A grade 12 learners from Mpindweni High School


Provided that Sakhikamva’s board members, along with volunteers are students, they only target winter schools, which run for a period of two months, between June and July. This is a convenient time for them, because, during this period, they are on university recess and most winter school centres accommodate grade 12 learners from a minimum of three different schools. This, in turn, gives them an advantage to help as many learners without visiting a single school at a time.

“We have three regions that we frequent, namely, Tsolo, Mqanduli and Ntlaza/Ngqeleni. So we divide the number of days within that period. For example on the 15-17 of June, we are at the Tsolo region and so on. We contact the schools in advance, usually a month prior to our visit to inform them that we will come and assist learners with university applications so that they are aware of our visit”

However, the nature of winter schools can be hectic, due to tight schedules and classes going on for longer periods. “Among many, one of the challenges we face, because winter school classes dismiss at around 6pm in the evening, with one hour lunch break at maybe 3pm. So we start working from 6pm after classes are dismissed, until around 1am, depending on how fast we were able to apply for that particular portion of the group we were assisting that evening”, explains Ralgane.

Afika Ralgane, President of Sakhikamva


Considering the positive impact the organisation has on this district, one would think, sponsors are mounting from all corners to support and possibly turn this initiative into something even bigger, thereby reaching other districts throughout the province. However, that is not the case with Sakhikamva. They don’t have sponsors yet. They use their own resources, such as laptops, extension cords and Wi-Fi resources.
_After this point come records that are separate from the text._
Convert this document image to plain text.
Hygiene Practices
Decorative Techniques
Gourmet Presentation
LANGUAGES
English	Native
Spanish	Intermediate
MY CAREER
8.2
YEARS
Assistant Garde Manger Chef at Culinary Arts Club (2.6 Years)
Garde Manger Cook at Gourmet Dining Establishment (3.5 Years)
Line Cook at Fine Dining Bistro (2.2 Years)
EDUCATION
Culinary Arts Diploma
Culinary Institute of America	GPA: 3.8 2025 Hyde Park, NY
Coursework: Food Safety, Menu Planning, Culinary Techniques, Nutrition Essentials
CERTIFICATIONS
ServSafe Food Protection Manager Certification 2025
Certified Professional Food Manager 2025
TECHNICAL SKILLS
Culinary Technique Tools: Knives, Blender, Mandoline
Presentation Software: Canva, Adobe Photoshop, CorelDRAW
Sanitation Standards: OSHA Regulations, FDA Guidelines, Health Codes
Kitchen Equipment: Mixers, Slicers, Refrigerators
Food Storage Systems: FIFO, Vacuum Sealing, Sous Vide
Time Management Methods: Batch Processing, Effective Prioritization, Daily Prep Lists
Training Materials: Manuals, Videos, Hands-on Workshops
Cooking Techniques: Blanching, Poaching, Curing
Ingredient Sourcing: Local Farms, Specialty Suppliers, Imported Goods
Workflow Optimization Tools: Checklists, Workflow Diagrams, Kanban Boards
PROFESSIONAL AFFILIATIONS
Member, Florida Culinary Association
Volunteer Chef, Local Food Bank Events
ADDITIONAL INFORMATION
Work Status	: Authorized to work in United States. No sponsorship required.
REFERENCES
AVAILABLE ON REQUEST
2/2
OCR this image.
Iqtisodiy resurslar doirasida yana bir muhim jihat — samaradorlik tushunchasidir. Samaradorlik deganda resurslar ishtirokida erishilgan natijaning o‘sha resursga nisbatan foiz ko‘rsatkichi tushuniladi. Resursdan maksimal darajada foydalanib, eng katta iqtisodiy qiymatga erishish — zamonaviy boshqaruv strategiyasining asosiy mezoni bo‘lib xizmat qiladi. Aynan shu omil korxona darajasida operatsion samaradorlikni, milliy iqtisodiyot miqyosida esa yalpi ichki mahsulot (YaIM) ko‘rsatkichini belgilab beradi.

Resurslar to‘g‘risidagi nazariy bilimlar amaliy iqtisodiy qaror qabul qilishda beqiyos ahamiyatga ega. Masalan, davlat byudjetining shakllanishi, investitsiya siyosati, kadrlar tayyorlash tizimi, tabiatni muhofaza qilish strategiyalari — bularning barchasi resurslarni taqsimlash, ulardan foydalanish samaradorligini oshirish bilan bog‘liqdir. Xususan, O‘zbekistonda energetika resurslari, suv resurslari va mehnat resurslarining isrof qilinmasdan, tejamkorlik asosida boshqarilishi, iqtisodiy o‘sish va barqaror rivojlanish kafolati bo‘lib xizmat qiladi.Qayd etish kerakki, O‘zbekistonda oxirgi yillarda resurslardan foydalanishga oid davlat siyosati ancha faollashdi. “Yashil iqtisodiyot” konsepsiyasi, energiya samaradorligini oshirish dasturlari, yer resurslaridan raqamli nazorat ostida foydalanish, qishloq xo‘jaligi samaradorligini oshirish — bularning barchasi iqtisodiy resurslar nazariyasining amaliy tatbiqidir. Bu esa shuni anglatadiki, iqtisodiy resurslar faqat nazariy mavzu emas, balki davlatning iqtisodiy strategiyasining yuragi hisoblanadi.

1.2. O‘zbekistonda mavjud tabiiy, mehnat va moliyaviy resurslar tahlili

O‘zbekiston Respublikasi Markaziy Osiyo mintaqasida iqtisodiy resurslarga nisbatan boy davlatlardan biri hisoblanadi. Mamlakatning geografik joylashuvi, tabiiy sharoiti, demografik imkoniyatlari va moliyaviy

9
“Currently, our main and only sponsors are our parents. We also survive on members’ contributions. As members, each of us contributes an amount of R50 per month and then in June, we make use of our parents’ cars to move about different winter school centres. We also get donations from close relatives and friends, but they do not go to greater length as would sponsors from big organisations or business personnel and so forth.

“When you’re a volunteer, you’re not expected to contribute the monthly fee. You just assist us with phase two, which is to apply for two students in 3 different universities and for funding like NSFAS and other bursaries,” elaborated Ralgane.

Despite all these challenges, they do not deter these young people from their primary mandate.

Success stories and future plans

Like any other organisation, Sakhikamva prides itself for helping total a of 23 matric learners to get into university in 2017. “When we first started, we applied for 100 grade 12 learners for tertiary education. Only 23 were accepted at the universities. So the whole 77 of learners did not make it because of their marks, which was beyond our scope of agenda. The only thing we could do for them was to assist them with university applications, it was then up to them to hone their marks”, concluded Ralgane.

Looking into this challenge, the only way to erode or even obliterate it, is establishing a tutoring subdivision of Sakhikamva, which is more of a long term and demanding, provided that the founders are also students with demanding schedules.

“Despite the challenging and complex operating environment, Sakhikamva continued to create value for all our stakeholders; seeing our donations (personal), exceed our expectations with an increase of more than 200%” remarked the organisation’s treasury, Bulelani Mpelane in a written statement.